Histoire d'une jeunesse - la langue sauvée
"Quand je laisse défiler devant moi mes professeurs zurichois, ce qui me frappe, c'est leur diversité, la spécificité des modes personnels, la richesse qu'il y avait en eux. Beaucoup d'entre eux m'ont appris ce qu'ils étaient censés m'apprendre ; aussi bizarre que cela puisse paraitre, la gratitude que j'éprouve envers eux, cinquante ans après, ne fait que croitre encore d'année en année. Quant à ceux qui ne m'ont appris que très peu de choses, ils sont restés si présents à mon esprit, en tant qu'hommes ou en tant que personnages, que je leur dois également beaucoup. Ils sont les premiers représentants de cette humanité qui m'apparaitra plus tard comme la substance même du monde. Chacun a gardé sa forme propre et unique, ce qui me parait absolument essentiel.
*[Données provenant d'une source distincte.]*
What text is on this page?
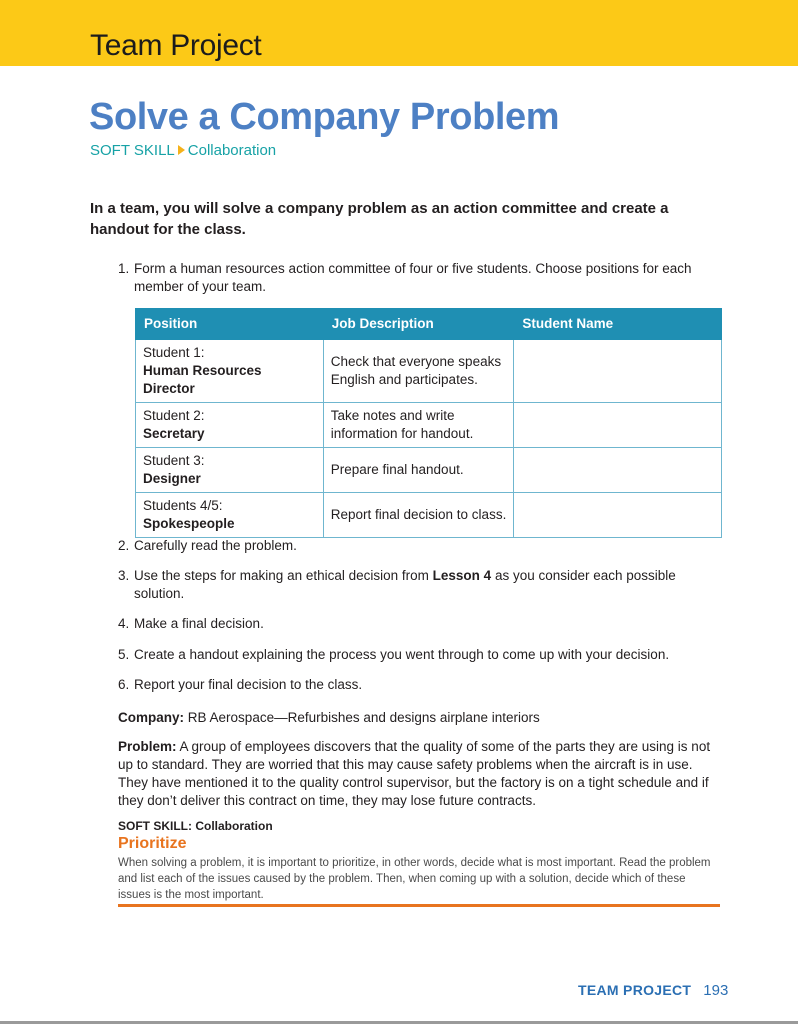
Team Project
Solve a Company Problem
SOFT SKILL Collaboration

In a team, you will solve a company problem as an action committee and create a handout for the class.

1. Form a human resources action committee of four or five students. Choose positions for each member of your team.
Position	Job Description	Student Name
Student 1:
Human Resources Director	Check that everyone speaks English and participates.	
Student 2:
Secretary	Take notes and write information for handout.	
Student 3:
Designer	Prepare final handout.	
Students 4/5:
Spokespeople	Report final decision to class.	
2. Carefully read the problem.
3. Use the steps for making an ethical decision from Lesson 4 as you consider each possible solution.
4. Make a final decision.
5. Create a handout explaining the process you went through to come up with your decision.
6. Report your final decision to the class.

Company: RB Aerospace—Refurbishes and designs airplane interiors

Problem: A group of employees discovers that the quality of some of the parts they are using is not up to standard. They are worried that this may cause safety problems when the aircraft is in use. They have mentioned it to the quality control supervisor, but the factory is on a tight schedule and if they don’t deliver this contract on time, they may lose future contracts.

SOFT SKILL: Collaboration
Prioritize

When solving a problem, it is important to prioritize, in other words, decide what is most important. Read the problem and list each of the issues caused by the problem. Then, when coming up with a solution, decide which of these issues is the most important.

TEAM PROJECT 193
Le fait qu'ils soient devenus entre-temps des personnages n'enlève rien à leur individualité. Réaliser l'osmose entre individus et types, c'est précisément l'une des taches majeurs du poète"
"Si tant est que l'avenir m'inspirât alors quelque préoccupation, ce ne fut jamais qu'une préoccupation en rapport avec le nombre de livres qui me restaient à lire. Que se passerait-il quand je les aurais tous lus ? Certes, j'adorais relire les livres que j'aimais, le plaisir que j'y prenais reposait aussi sur la certitude qu'il y en avait d'autres"
"Un second bienfait, dont je suis redevable à ma mère et qui remonte, lui aussi, à ces années Zurichoises, eut des conséquences encore plus heureuses ; elle me laissait libre de mes appréciations. Il ne me fallut jamais entendre qu'on faisait les choses dans un but pratique. La notion d'utilité n'était nullement déterminante. Tout ce qui m'intéressait avait également droit de cité. Je progressais sur cent voies différentes sans que jamais l'on me fît accroire que telle voie était plus sûre, plus gratifiante, voire plus rémunératrice que telle autre. Ce qui importait, c'était la chose elle-même, non son utilité. Il s'agissait d'être précis et consciencieux, et de se forger une opinion que l'on pût défendre sans avoir à rougir ; mais la conscience s'appliquait à la chose elle-même, non point au profit personnel que l'on pouvait éventuellement en tirer."